Two high-profile speakers drove home the importance of the planning exercises.
Jeh Johnson, the Secretary of Homeland Security under President Obama and a Montclair resident, reinforced the seriousness of threats and election interference from countries like Russia.
“I regret to report that I believe it will get worse before it gets better, that cyber actors, criminals, nation-states are going to be increasingly aggressive, tenacious, ingenious, while those of us on the defense in the government and private sectors will struggle to keep up,” he said. “Cyberattacks, somewhere in this country, are launched not just daily, but hour by hour, minute by minute.”
Reason for hope
His message was not all bleak, though.
“By all accounts, the U.S. Department of Homeland Security is working effectively with all of you on election infrastructure and cyber security,” he said. “A lot of states are making very important and useful strides.”
Still, to better defend against attempts to attack or influence elections, Johnson called for increased investment in better technology, more tabletop exercises, better security by campaigns and for the public to develop “a greater skepticism when it comes to fake news and extremist views.”
Christopher Krebs, director of DHS’s year-old Cybersecurity and Infrastructure Security Agency, said federal officials are working both defensively and offensively against attacks.

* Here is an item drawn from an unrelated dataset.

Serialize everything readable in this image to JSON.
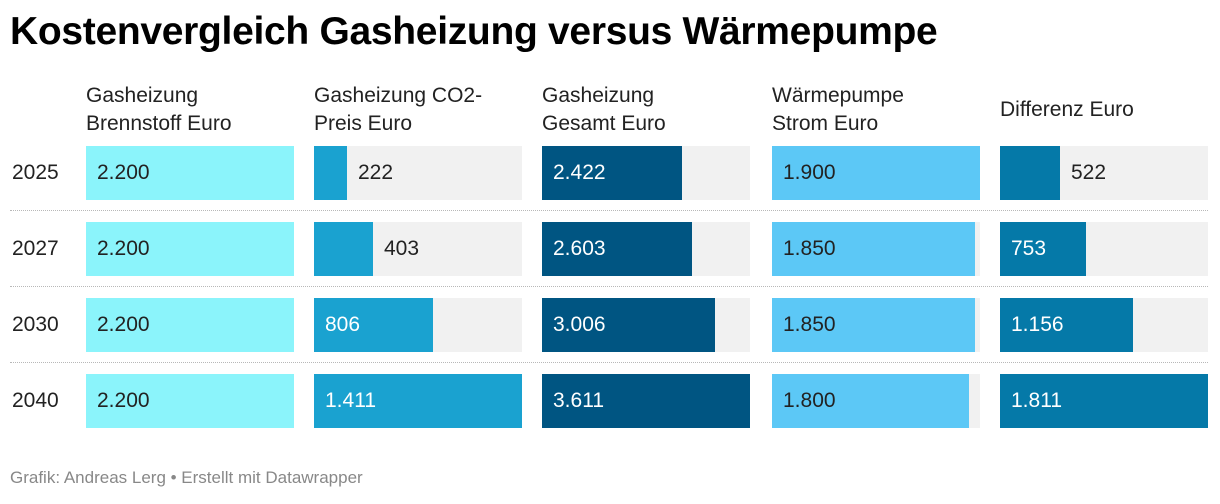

“There are absolutely powerful levers the federal government has to protect elections,” he said. “We are defending democracy. This is the line. We are holding the line.”
Evaluators spent the day working with county officials and taking notes. State officials will be going back to each county to talk over the results and help them further strengthen their contingency plans.
“At the end of the day, we’re going to do whatever [is necessary] to protect our systems,” said Jared Maples, director of Homeland Security and Preparedness for the state, “and make sure the message is out there: New Jersey, you do have a free and fair election system.”